Violando o expresso mandato do rei Davi, o general Joab – um valoroso soldado, líder do exército, além de sobrinho de Davi – matará Absalão a sangue frio, enforcado com os seus longos cabelos em um grande carvalho, enquanto o jumento (ou seja, a sua pretensão ao trono real) se enfiou debaixo da árvore. Davi chorará muito pelo seu filho, contra quem, porém, enviou o exército para combater... (cf. 2Sm 19,1-9). O ambíguo rei parece fracassar tanto como pai quanto como rei e, no momento em que o papel público e o privado entram em conflito, ele não consegue mais tomar decisões lúcidas.

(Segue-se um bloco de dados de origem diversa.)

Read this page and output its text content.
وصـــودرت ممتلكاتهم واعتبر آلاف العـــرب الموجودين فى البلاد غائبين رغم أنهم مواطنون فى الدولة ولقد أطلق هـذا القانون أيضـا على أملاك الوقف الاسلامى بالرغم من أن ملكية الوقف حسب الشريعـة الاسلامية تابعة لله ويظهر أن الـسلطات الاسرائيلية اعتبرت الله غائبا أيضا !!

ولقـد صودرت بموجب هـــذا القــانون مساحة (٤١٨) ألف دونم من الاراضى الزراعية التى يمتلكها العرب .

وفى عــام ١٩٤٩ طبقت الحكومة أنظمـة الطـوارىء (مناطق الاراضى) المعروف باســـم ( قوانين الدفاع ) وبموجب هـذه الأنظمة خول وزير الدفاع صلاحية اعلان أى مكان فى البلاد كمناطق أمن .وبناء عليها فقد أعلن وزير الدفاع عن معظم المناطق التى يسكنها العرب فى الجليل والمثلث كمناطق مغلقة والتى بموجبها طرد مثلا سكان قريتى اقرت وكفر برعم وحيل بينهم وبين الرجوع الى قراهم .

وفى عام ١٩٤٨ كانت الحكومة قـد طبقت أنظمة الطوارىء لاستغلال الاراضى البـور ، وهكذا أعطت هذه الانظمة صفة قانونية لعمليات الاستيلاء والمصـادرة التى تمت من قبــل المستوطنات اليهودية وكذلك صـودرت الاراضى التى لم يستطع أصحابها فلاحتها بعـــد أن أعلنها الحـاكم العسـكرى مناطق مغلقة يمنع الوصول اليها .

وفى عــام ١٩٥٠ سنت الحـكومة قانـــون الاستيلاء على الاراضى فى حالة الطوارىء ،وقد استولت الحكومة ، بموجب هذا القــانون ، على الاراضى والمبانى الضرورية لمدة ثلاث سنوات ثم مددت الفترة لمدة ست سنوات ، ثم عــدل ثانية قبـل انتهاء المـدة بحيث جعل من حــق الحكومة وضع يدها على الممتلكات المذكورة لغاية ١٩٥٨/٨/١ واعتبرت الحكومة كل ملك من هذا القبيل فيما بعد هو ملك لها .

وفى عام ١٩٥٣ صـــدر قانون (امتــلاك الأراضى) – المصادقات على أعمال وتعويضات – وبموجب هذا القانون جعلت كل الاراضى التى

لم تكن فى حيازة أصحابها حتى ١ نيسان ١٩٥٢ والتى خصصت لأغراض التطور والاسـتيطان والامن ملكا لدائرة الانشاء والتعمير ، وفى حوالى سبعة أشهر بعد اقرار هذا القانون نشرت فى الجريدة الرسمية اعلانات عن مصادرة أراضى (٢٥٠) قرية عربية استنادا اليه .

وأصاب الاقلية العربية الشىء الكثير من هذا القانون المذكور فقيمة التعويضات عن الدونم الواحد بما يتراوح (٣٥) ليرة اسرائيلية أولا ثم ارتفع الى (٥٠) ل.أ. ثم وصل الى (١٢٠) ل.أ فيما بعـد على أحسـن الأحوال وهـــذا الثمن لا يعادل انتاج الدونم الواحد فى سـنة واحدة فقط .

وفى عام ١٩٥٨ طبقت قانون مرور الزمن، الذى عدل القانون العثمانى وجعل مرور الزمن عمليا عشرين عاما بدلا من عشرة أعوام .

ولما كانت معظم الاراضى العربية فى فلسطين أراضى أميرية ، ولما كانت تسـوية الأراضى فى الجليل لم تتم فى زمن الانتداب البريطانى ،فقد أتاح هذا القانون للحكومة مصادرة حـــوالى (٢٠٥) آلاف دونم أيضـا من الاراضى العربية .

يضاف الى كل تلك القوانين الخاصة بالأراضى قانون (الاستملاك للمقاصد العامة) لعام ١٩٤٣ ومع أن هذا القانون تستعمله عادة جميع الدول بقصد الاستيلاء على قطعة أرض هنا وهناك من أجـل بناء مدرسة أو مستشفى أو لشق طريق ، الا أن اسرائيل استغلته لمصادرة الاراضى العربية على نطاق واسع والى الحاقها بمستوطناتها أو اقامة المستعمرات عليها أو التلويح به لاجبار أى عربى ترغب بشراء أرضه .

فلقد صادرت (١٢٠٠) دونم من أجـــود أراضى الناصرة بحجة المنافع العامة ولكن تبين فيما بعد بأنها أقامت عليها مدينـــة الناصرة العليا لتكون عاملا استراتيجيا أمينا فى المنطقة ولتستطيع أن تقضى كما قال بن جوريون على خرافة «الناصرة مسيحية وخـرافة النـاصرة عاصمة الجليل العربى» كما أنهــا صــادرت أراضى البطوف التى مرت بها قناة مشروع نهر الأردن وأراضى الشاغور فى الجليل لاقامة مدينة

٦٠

A dor de Davi desta vez é verdadeiramente autêntica, mas, ao mesmo tempo, ele demonstra sujeição completa em relação ao general Joab, que lhe dirige a palavra de forma muito dura, convidando-o a se mostrar ao povo, fazendo prevalecer o aspecto público – político – do resultado do caso.

No seu testamento, Davi pedirá a Salomão que mate Joab (cf. 1Rs 2,5-6): “Agirás conforme tua sabedoria, mas não deixes que a sua velhice desça em paz para a morada dos mortos”. Depois de se juntar ao rebelde Adonias, Joab encontrará a morte precisamente junto ao altar onde havia se refugiado. Assim, ele pagou pela sua violência perpetrada contra Absalão, contra o chefe do exército do norte, Abner, e Amasa, chefe do exército de Judá (cf. 1Rs 2,28-35).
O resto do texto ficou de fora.